Cuando Ana entró a la preparatoria sus esperanzas habían tomado vuelo por encima de sus temores. Ella pensaba que sería un escape de la anonimidad que se ponía como un vestido mágico que la tornaba invisible dentro de su casa, atravesando desapercibida como un fantasma entre la vida imperturbable de sus padres. Tenía un deseo enorme por conocer a gente nueva que pudiera mirarla y hacerla sentir que su vida era más que un mero eco que sus padres a veces escuchaban reverberando por los espacios vacíos que su hija en algún momento había habitado. Pero al entrar a la prepa Ana no “contactó” a nadie. Sentía que nadie se parecía a ella y nadie podía entenderla.Poco a poco dejó de hablar y de convivir con sus compañeros. Sentía un vacío tan enorme que cuando se volvía insoportable prefería rasgar sus muslos con una pequeña navaja de afeitar – bajo el dolor de la rasgadura que transitaba sobre su piel, sumía el sufrimiento de aquella infranqueable soledad que se había instalado en lo más profundo de su ser. Comenzó a creer que no tenía sentido seguir viviendo. Su mayor temor no era el de la muerte como tal, sino quién le daría de comer a Ofelia si ella ya no estuviera ahí para alimentarla – sus padres que ni la pelaban, pensó ella, menos se darían cuenta que había dejado una tortuga huérfana. Hacia la famosa pregunta de Viktor Frankl,
su respuesta caminaba lentamente dentro de un pequeño caparazón balanceado sobre cuatro tristes patas.
Luis pensaba que el cambio de escuela sería la oportunidad perfecta para dejar de ser un nerd. Consideraba que como nadie lo conocería podría reinventarse y ser quien él quisiera. Al entrar a la escuela, buscó el grupo de chicos que todos consideraban los más “cool” y se les acercó. Resultó que eran súper divertidos: echaban relajo, faltaban a clases, bebían a escondidas fuera de la escuela y ligaban a chicas. A pesar de algunos remordimientos, Luis sabía lo que era estar solo y sin amigos, así que comenzó a seguirles la corriente. Llegó al punto en que ya había perdido el semestre, el consumo de alcohol le era habitual y solía despertar en sillones y pisos de casas ajenas sin saber cómo había llegado ahí. Una noche, Luis y sus amigos decidieron sobre una mesa repleta de las latas vacías de las chelas que se habían echado, que sería una magnífica idea también echarse unas carreritas. Se subieron en dos autos, amontonados 11 muchachos entre los dos, y aceleraron hasta el fondo. Uno de los chicos que conducía perdió el control, y en la madrugada comenzaron a sonar los teléfonos en las casas de aquellos padres que pronto tendrían que desplazarse como cascaras sin alma hacia la morgue para identificar a los cuerpos de sus hijos sin vida.
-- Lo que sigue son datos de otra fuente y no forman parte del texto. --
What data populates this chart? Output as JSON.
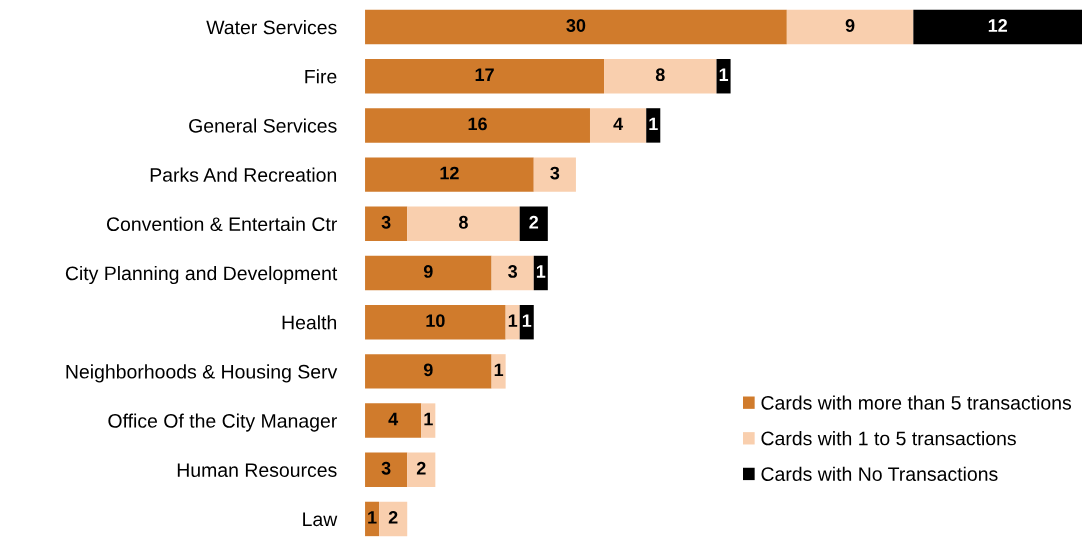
{
  "chart_data": {
    "type": "bar",
    "orientation": "horizontal",
    "stacked": true,
    "data_labels": true,
    "tick_labels": "y",
    "grid": false,
    "legend": "bottom right",
    "xlim": [
      0,
      51
    ],
    "categories": [
      "Water Services",
      "Fire",
      "General Services",
      "Parks And Recreation",
      "Convention & Entertain Ctr",
      "City Planning and Development",
      "Health",
      "Neighborhoods & Housing Serv",
      "Office Of the City Manager",
      "Human Resources",
      "Law"
    ],
    "series": [
      {
        "name": "Cards with more than 5 transactions",
        "color": "#d07b2c",
        "values": [
          30,
          17,
          16,
          12,
          3,
          9,
          10,
          9,
          4,
          3,
          1
        ]
      },
      {
        "name": "Cards with 1 to 5 transactions",
        "color": "#f9cfae",
        "values": [
          9,
          8,
          4,
          3,
          8,
          3,
          1,
          1,
          1,
          2,
          2
        ]
      },
      {
        "name": "Cards with No Transactions",
        "color": "#000000",
        "values": [
          12,
          1,
          1,
          null,
          2,
          1,
          1,
          null,
          null,
          null,
          null
        ]
      }
    ]
  }
}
La adolescencia es una etapa de la vida en la que el individuo, como lo indica la propia palabra, adolece su ser en el mundo. La amenaza del aislamiento social coloca al adolescente ante una encrucijada donde se le postula el riesgo de elegir entre dos extremos: ensimismarse en su dolencia y perderse dentro de sí mismo, o perderse a sí mismo por el deseo de pertenecer a un grupo social de semejantes. El conseguir un balance entre estos dos polos requiere de una madurez emocional con la cual pocos cuentan.
La adolescencia se caracteriza por profundas transformaciones biológicas, psicológicas y sociales generadoras de crisis y contradicciones. Estas exponen al adolescente, en su inherente vulnerabilidad, a una serie de riesgos, tales como rompimientos amorosos, pérdidas y duelos, problemas familiares, rechazo social, etc. En gran medida, la habilidad del adolescente para afrontar estos retos depende de su capacidad de interactuar socialmente, afrontar el estrés en los periodos difíciles e implicarse en relaciones y actividades sanas con los demás (Carvajal-Carrascal y Caro-Castillo, 2009).
Cuando el adolescente decide estar solo por elección, lo vive como una experiencia agradable que le permite descansar y enfocarse en sí mismo. Sin embargo, cuando desea tener contacto con los otros, pero es incapaz de lograrlo, experimenta una terrible angustia. Este segundo tipo de aislamiento se relaciona con sentimientos de inseguridad e inutilidad, rechazo, falta de ánimo, hipoactividad, tristeza y desesperanza. Este cuadro se asocia con depresión, adopción de conductas de riesgo e ideación y comportamiento suicida.
Si bien el aislamiento social es una amenaza, el afán por evitarlo también puede resultar en conductas de riesgo agudas. La pertenencia a un grupo de semejantes le “permite al adolescente sentirse integrado en la sociedad” (Maturana, 2011, p.103) y funciona como un medio de acceso a lo que éste anhela adquirir, conquistar o ser. Para el adolescente, “su grupo” es un elemento de referencia fundamental, que a su vez puede constituir un factor de riesgo significante, ya que representa una caja de resonancia o un amplificador de conductas nocivas, siendo muy difícil para el joven resistir el deseo de pertenecer.
Entre el desbordamiento hacía las exigencias del grupo y el aislamiento detrás de una pared impenetrable, el adolescente tiene la difícil tarea de hallar un justo medio: la de lograr que su ser social sea rodeado por una membrana permeable, como la de una célula, lo suficientemente fuerte para contenerlo y mantenerlo como individuo independiente, pero al mismo tiempo le permita la flexibilidad para entrar en contacto con los otros y así nutrirse del apoyo emocional que estos le pudieran ofrecer.